The 3D printing innovations continue to pour in, the latest being from Professor Lee Cronin, involving a do-it-at-home medication printing machine.

It’s not quite the same 3D printing technology that we have now become used to seeing, since those create relatively large objects compared to the scale of organic chemistry. There are also a whole host of variables to consider that can drastically affect the viability and toxicity of a pharmaceutical during production, including temperature, pressure, contamination, light and chirality.

However, the basic idea is to create a series of chambers that will accept “chemical inks” (which contain basic reactants) and then use programming from an app to synthesize the desired med. Currently, an app to generate the production of Ibuprofen is being worked on.

While the dream is to create machines that can be commercialized and as common as a microwave in homes, it doesn’t seem likely to me. The machine would require quite specific maintenance and the medication would need to be tested after production since if something is slightly wrong, the chemical result could be literally deadly.

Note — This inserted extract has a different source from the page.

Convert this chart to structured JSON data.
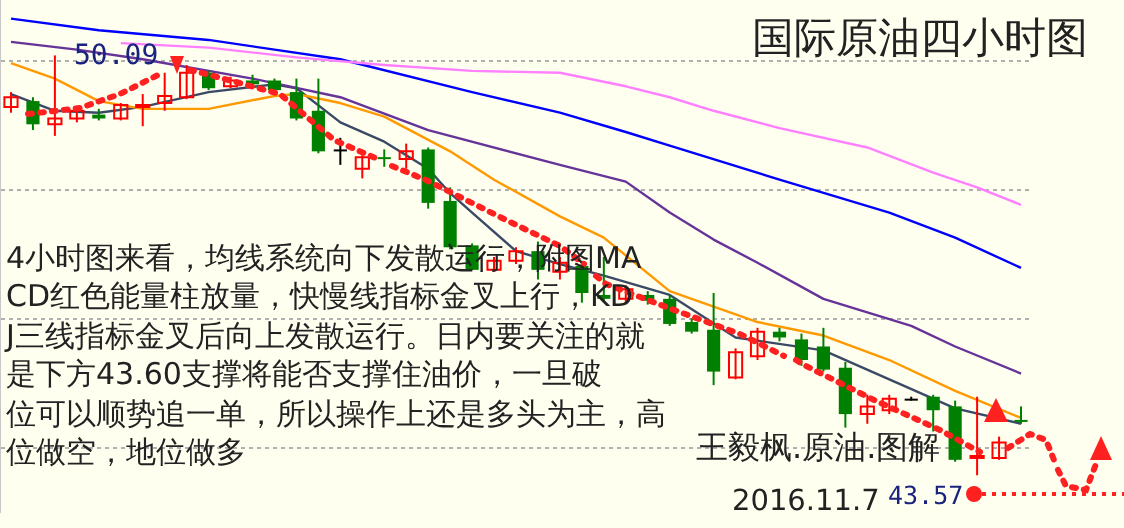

That would require a certain level of expertise that I don’t think the general population will be able to obtain in a manual.

However, it does seem like an interesting concept for pharmacies – especially those in remote areas, which find it difficult to ship quite specific meds for such small clientele. I would imagine it would also be useful in developing countries, as I would imagine getting reactants that can be used to create medications would be easier to order and send than the each pharmaceuticals individually.

It would also be great for hospitals, as it could mean that they could have more efficient medication storage, since they wouldn’t have to make sure that they stock all the different medications – only make sure that they have the chemical inks and the apps ready at hand.

The whole idea is so very science fiction and I for one find it incredibly exciting to live in a time when this sort of concept is not only conceivable, but actually being executed!

The only problem I see is the potential for increased illegal drug manufacturing – something that I’m sure the creators would try their best to prevent, but still likely to happen. However, I think the benefit of such technology outweighs the potential risk. What do you think?